Concerns linger about research activities that are difficult to conduct while socially distant.

For example, learning important lab techniques often requires careful, detailed observation and hands-on practice. Navigating training procedures will be particularly important if and when undergraduate researchers return to campus, and when graduate students begin rotations. 

“I don’t know how you would train a new person if you can’t be within six feet of them. I think that’s going to be a really big challenge,” Aiello said. “You need to be able to see what someone is doing up close to learn.” 

Jankowski was supposed to be trained in an animal injection technique before the pandemic, and is not sure how he will learn under social distancing guidelines. 

“You really need to be able to practice and be shown in person,” Jankowski said. “Being able to learn from a video won’t be enough. Learning from somebody else at a distance doesn’t really work.” 

While labs are reopened and researchers can technically resume their work, practically speaking, there are still significant barriers.

“The one thing that is not at all solved in terms of being able to conduct research is anything related to childcare,” Toettcher said.  

“What if you’re a postdoc and you have a newborn child?

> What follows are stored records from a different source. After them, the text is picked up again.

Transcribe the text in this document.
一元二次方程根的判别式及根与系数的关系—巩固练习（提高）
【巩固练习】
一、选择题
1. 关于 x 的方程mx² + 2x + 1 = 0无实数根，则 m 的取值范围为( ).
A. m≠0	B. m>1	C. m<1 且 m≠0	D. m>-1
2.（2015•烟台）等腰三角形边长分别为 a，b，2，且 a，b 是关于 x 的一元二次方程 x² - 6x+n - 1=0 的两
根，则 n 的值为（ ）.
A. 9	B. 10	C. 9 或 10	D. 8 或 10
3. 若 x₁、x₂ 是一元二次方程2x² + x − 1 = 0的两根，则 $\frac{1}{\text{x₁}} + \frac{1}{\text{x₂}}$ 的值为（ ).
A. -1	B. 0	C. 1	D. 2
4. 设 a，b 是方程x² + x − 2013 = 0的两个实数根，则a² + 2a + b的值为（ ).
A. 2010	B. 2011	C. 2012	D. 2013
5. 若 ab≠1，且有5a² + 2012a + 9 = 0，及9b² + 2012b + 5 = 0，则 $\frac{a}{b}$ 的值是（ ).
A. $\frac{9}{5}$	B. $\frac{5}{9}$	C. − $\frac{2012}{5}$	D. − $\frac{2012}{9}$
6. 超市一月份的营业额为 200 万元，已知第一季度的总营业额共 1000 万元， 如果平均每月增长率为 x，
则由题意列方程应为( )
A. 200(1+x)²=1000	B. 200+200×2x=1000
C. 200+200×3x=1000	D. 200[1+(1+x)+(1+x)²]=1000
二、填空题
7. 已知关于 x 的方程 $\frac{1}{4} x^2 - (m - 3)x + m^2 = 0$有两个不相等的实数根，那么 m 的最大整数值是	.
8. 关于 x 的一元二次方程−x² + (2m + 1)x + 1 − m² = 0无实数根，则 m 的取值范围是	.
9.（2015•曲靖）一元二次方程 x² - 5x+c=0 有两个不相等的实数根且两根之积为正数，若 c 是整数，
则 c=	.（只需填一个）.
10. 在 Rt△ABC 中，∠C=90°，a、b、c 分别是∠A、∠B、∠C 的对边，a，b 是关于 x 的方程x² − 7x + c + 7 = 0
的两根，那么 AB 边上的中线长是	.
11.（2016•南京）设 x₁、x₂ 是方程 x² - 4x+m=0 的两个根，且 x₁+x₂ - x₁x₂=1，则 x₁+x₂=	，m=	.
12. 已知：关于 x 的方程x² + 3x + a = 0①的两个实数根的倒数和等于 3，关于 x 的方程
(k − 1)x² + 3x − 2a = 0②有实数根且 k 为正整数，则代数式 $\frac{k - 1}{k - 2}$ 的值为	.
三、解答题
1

How do you work at the pace that you need to on a night shift and also be able to take care of a family when there’s no school, there’s no daycare, there’s no childcare of any sort, there’s no summer school,” said Toettcher, who himself has a two-year-old and a six-year-old. 

Parenting during a pandemic has been challenging, but he is more concerned about “non-traditional” trainees who have to juggle family responsibilities with their research. 

“We need to be cautious that it doesn’t lead to huge inequities in outcomes five years from now,” Toettcher added, “when everybody who has a family or was a primary parent couldn’t work at the same pace as people who weren’t in that position.”

Debenedetti said he has not yet heard of safety concerns from department chairs, but the plan for Phased Resumption also lays out mechanisms for unsafe behavior or working conditions. The first step, the plan states, is to advise the individual “in a congenial and caring manner.” If that does not result in change, a report can be lodged with a lab manager, department head, or other advisor. Anonymous reports can also be made on EthicsPoint, a 24/7 independent hotline service for “good faith concerns.” 

The Committee will continue to meet twice a week to discuss possible concerns that arise in the coming months. 

“I am confident of our planning but want to know what is working well and what is not working well,” Debenedetti said. 

Although the pandemic has been a significant setback for some, Debenedetti said that overall, researchers have “responded to the challenge in an extraordinarily positive way.” 

Jankowski, at least, sees a silver lining. 

“If there’s one positive outcome of not being allowed to do any benchwork,” he said, it is that it has “forced you to take the time to think through experiments, gather the relevant literature and design better experiments.” 

Along with reading and writing, many researchers have spent their time in lockdown brainstorming new avenues of exploration and doing deep dives in the literature.

“I’ve come out of it with a lot of ideas that might not have been as apparent to me if I had just been able to continue along the direction I was going before we shut down,” Jankowski added.